数年前、中国の日系自動車メーカーの工場でストライキが起こった。そのとき読んだ記事は、「困った。これをどう抑えつけるか」という論調で書かれており、びっくりした。中国の労働者が賃上げを求めると日本で何が起こるかということを、読者であり労働者でもある多くの日本人が理解できていない事実を示す例といえる。

どうして日本の労働者の賃金が上がらないのか。世界中の企業がもっと安い労働力を求めて、人件費の安い国に生産拠点を移しているからだ。いわば、労働者は「労働力のダンピング競争」をさせられている状態だ。したがって、今とても安い賃金で働かされている海外の労働者が「こんなのは我慢ならん」と言って、賃上げを強硬に要求し賃金が上がるならば、「ダンピング競争」が緩和されて、日本の労働者にとってもプラスに作用する。

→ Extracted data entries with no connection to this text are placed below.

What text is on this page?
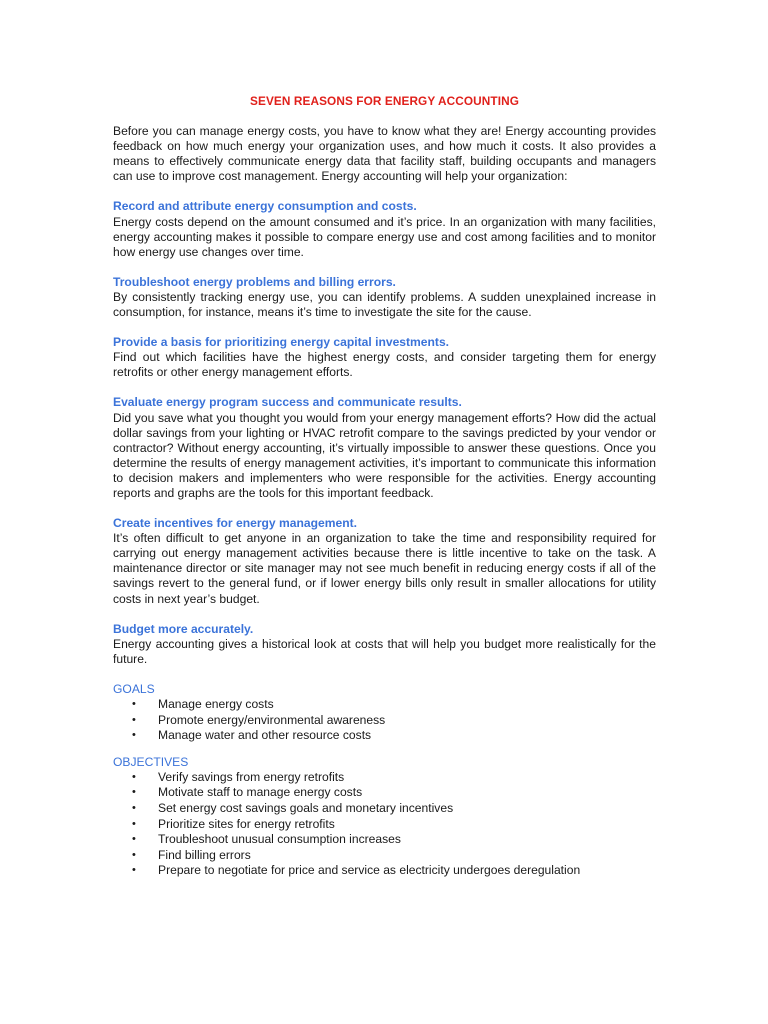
SEVEN REASONS FOR ENERGY ACCOUNTING

Before you can manage energy costs, you have to know what they are! Energy accounting provides feedback on how much energy your organization uses, and how much it costs. It also provides a means to effectively communicate energy data that facility staff, building occupants and managers can use to improve cost management. Energy accounting will help your organization:

Record and attribute energy consumption and costs.

Energy costs depend on the amount consumed and it’s price. In an organization with many facilities, energy accounting makes it possible to compare energy use and cost among facilities and to monitor how energy use changes over time.

Troubleshoot energy problems and billing errors.

By consistently tracking energy use, you can identify problems. A sudden unexplained increase in consumption, for instance, means it’s time to investigate the site for the cause.

Provide a basis for prioritizing energy capital investments.

Find out which facilities have the highest energy costs, and consider targeting them for energy retrofits or other energy management efforts.

Evaluate energy program success and communicate results.

Did you save what you thought you would from your energy management efforts? How did the actual dollar savings from your lighting or HVAC retrofit compare to the savings predicted by your vendor or contractor? Without energy accounting, it’s virtually impossible to answer these questions. Once you determine the results of energy management activities, it’s important to communicate this information to decision makers and implementers who were responsible for the activities. Energy accounting reports and graphs are the tools for this important feedback.

Create incentives for energy management.

It’s often difficult to get anyone in an organization to take the time and responsibility required for carrying out energy management activities because there is little incentive to take on the task. A maintenance director or site manager may not see much benefit in reducing energy costs if all of the savings revert to the general fund, or if lower energy bills only result in smaller allocations for utility costs in next year’s budget.

Budget more accurately.

Energy accounting gives a historical look at costs that will help you budget more realistically for the future.

GOALS

• Manage energy costs
• Promote energy/environmental awareness
• Manage water and other resource costs

OBJECTIVES

• Verify savings from energy retrofits
• Motivate staff to manage energy costs
• Set energy cost savings goals and monetary incentives
• Prioritize sites for energy retrofits
• Troubleshoot unusual consumption increases
• Find billing errors
• Prepare to negotiate for price and service as electricity undergoes deregulation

多くの日本人に「自分は賃労働者である」という客観的な認識があれば、「中国の日系自動車メーカーでストをやっているのか。工場のスト、もっとやれやれ」と、応援する論調になるはずだ。「困ったなあ」となるはずがない。そこで「困ったなあ」と考えてしまうのは、いつの間にか経営者目線、資本家目線になってしまっているからだ。

資本主義の構造を理解できていないために、労働者の立場であるにもかかわらず、「エア経営者」「エア資本家」の目線になっている人が日本にはどれほど多いことか。滑稽なことをしていると自覚したほうがいい。